しかし、なかにはオーバーホールすれば機能が戻るものが結構あるのだ。今回はオーバーホールできるパーツについて紹介しよう。
【ブレーキ&クラッチの油圧まわり】
カップと呼ばれる内部のゴムパーツすらメーカーから出ないこともあるが、社外品もあるし、他車流用も利きやすいのがこちら。内部が腐食しているとやっかいだが、この場合も流用などでなんとかなる。
【ブレーキのパッド&シューやクラッチディスク】
こちらは鉄板に摩擦材が貼ってあるだけなので、専門の業者に頼めば貼り替えてくれる。さらにはバッドは大きいものを用意して、削ってサイズを合わせるという猛者もいる。
【キャブレター】
オーバーホールできるパーツの代表格のひとつがこちら。正確に言うと、バラバラに簡単にできて、パッキンやジェット類を交換してオーバーホールできるように作られていると言える。ただ、古いものだと内部のパーツを交換するだけでは性能は完全に元に戻らず、専門の業者にお願いして加工して、本体のゆがみなどを取る必要があることもある。シビアな作りではあるので、整備のプロに言わせると「オーバーホールには限界があるのも事実で、新品が高くても手に入るならそっちのほうが良い」という声もある。
【エンジン】
エンジン内部で消耗するところはピストン、シリンダー、ベアリング、バルブまわり、カムシャフトなど。ピストンはサイズで追って行けば流用できるものが見つかることもあるし、輸出されていたら、海外で見つかることもある。シリンダーが減った場合はスリーブを入れ直せばOKだっりと、昔からの加工技術を駆使すればオーバーホールは可能。業者自体は激減しているが、まだ各地に残っているので困りはしない。
【ミッション】
スムーズな入りに関係するシンクロと呼ばれるパーツは作れないことはない。

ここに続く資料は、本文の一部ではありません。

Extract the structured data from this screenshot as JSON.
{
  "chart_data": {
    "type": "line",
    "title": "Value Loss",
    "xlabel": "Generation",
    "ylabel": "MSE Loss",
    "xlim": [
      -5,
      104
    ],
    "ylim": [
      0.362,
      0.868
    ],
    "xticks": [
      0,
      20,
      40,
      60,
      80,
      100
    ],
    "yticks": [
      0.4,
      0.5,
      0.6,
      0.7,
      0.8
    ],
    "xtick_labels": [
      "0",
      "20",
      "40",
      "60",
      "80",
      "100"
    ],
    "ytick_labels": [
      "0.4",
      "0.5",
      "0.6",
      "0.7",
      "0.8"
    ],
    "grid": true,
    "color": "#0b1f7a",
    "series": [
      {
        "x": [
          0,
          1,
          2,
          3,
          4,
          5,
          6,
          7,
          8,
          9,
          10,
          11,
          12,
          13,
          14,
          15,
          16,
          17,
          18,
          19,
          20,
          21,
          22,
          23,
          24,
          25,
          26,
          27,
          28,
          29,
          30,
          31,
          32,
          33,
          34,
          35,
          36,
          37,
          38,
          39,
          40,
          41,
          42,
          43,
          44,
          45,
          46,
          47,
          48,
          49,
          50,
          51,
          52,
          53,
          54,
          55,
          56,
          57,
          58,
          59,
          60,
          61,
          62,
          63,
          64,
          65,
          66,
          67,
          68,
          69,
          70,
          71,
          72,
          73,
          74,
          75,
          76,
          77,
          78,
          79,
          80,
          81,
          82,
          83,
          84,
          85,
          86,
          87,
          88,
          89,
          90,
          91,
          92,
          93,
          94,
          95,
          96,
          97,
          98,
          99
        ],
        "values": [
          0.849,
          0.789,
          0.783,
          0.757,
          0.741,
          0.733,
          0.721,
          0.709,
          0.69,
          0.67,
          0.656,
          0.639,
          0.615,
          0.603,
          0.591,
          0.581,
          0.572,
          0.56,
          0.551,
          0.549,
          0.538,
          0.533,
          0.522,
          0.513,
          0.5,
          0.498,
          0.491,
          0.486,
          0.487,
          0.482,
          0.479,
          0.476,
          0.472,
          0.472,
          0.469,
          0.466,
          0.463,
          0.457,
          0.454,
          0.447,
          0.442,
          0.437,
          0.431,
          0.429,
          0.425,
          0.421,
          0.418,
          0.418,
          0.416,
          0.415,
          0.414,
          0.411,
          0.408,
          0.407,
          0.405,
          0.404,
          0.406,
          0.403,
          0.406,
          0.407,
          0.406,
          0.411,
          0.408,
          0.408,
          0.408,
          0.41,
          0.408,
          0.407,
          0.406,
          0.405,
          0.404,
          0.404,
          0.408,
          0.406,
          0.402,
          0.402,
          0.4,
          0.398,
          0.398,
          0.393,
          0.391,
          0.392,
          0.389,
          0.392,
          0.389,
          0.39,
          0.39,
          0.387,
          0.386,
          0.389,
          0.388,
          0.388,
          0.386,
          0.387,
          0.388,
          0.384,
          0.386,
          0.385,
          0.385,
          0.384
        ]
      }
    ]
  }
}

ただ、ギアが欠けたり摩耗しているとオーバーホールは難しくなってしまい、だましだまし乗ることになるので、要注意部位だったりする。
【デフ】
FR車のリヤについているものの場合、仕組みはシンプルで、ギアのアタリの調整もできるし、ベアリングやオイルシールも汎用品が使えたりするので、比較的簡単にオーバーホールできる。
【ドライブシャフト&プロペラシャフト】
ジョイントは汎用品が使えることが多いし、ブーツも同様で、簡単にオーバーホールできる部品だ。
【ラジエーター】
ラジエーターは規格品まではいかないものの、形は似ているし、素材はみんな同じ。現物合わせでオーバーホールしてくれる専門業者があるので、そこにお願いすれば対応してくれる。
【発電機&スターター】
どちらも仕組みとしてはモーターなので、シンプルな構造をしている。コアの巻き直しやブラシと呼ばれる端子などを新品にすればいいので、比較的簡単にオーバーホールできるパーツではある。
【シート&内張り】
どちらも芯に対して布やビニールレザーを貼って作られているので、バラバラにして新品に入れ替えたり、貼り直せばヘタったものでもオーバーホール可能。レザーの場合、表面が劣化しているだけなら、塗り直せば良い。老舗の業者のなかには当時の生地をストックしているところもある。
【ホイール】
亀裂が入ったり、こすって欠けている場合も溶接で埋めて直すことが可能だ。塗装自体も粉体塗装と呼ばれる特殊なものを施すことができる。
【点火系】
全体をすべてオーバーホールはできないのが痛いところ。できるのはディストリビューターと呼ばれる、各気筒に点火の電気を配分している部品ぐらい。ただ、オリジナルにこだわらなけば何とかなる部分でもある。
【メーター】
メーターは専門のオーバーホール業者があるので、盤面の補修から内部の修理、表示の調整などを行なってもらえる。新品同様にすることが可能だ
【メッキパーツ】
プロのメッキ業者は業販がメインだが、ショップや個人からの少量を受けてくれるところもある。パンパーなどの大物からネジまで、輝きが取り戻せる。
【その他】
機能部品だとウォーターポンブや配線。車内であればウッドパネルやラジオなどもオーバーホールはできる。ただ、今後は職人の高齢化などもあって、オーバーホールできなくなることも考えられるので、旧車の基本である「あとでできると思うな」を肝に命じて、依頼するなら早めにしたほうが良い。